Brazilian municipality located in the north-east of the state of Minas Gerais

Location of Águas Formosas in the state of Minas Gerais, Brazil

Águas Formosas is a Brazilian municipality located in the north-east of the state of Minas Gerais. Its population as of 2020 was 19,247 living in a total area of 817 km^{2}. The city belongs to the statistical mesoregion of Vale do Mucuri and to the statistical microregion of Nanuque. It became a municipality in 1938.

==Geography==
Águas Formosas is located at an elevation of 273 meters in the Rio Pampã valley. It is east of the important federal highway BR-116 to which it is connected by state highways MG-105 and 409. The nearest major population center is Teófilo Otoni.

The distance to Teófilo Otoni is 158 km; and the distance to state capital Belo Horizonte is 613 km. Neighboring municipalities are: Fronteira dos Vales (N); Machacalis (E); Crisólita (S); and Novo Oriente de Minas (W).

==Economy==
The main economic activities are services, and agriculture. The GDP in 2005 was R$60 million, with 41 million from services, 6 million from industry, and 9 million from agriculture. There were 866 rural producers on 57,000 hectares of land. Only 17 farms had tractors (2006). 2,500 persons were dependent on agriculture. The main crops were sugarcane, beans, and corn. There were 55,000 head of cattle (2006). There were 2 banks (2007) and 681 automobiles (508 motorcycles), giving a ratio of 28 inhabitants per automobile.

==Municipal social indicators==
The social indicators rank it in the bottom tier of municipalities in the state.
- Municipal Human Development Index: 0.639 (2000)
- State ranking: 770 out of 853 municipalities as of 2000
- National ranking: 3,948 out of 5,138 municipalities as of 2000
- Literacy rate: 68%
- Life expectancy: 63 (average of males and females)

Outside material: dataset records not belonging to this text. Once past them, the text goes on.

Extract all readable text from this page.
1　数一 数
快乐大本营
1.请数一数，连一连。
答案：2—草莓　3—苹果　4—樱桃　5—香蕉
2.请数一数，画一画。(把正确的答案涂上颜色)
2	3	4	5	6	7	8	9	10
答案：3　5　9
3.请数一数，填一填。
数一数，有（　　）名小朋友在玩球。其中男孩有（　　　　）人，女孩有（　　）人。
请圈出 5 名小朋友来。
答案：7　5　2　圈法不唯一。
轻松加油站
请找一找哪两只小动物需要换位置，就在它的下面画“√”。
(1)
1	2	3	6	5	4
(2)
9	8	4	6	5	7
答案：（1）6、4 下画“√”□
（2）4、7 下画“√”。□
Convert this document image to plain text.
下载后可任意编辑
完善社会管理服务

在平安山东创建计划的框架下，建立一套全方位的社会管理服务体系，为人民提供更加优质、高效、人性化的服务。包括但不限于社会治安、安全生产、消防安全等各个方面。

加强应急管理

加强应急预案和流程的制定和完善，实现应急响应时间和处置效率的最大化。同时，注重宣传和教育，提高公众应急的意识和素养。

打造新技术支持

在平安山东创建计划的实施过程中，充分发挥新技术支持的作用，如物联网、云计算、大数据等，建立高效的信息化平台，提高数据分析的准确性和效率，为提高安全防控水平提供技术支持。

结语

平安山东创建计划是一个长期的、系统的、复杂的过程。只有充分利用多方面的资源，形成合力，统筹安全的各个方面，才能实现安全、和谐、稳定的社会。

The highest ranking municipality in Minas Gerais in 2000 was Poços de Caldas with 0.841, while the lowest was Setubinha with 0.568. Nationally the highest was São Caetano do Sul in São Paulo with 0.919, while the lowest was Setubinha. In more recent statistics (considering 5,507 municipalities) Manari in the state of Pernambuco has the lowest rating in the country--0,467--putting it in last place.

==Health and education==
There were 6 health clinics and one private hospital with 87 beds in 2005. Patients with more serious health conditions are transported to Teófilo Otoni. Educational needs were met by 31 primary schools, 2 middle schools, and 5 pre-primary schools.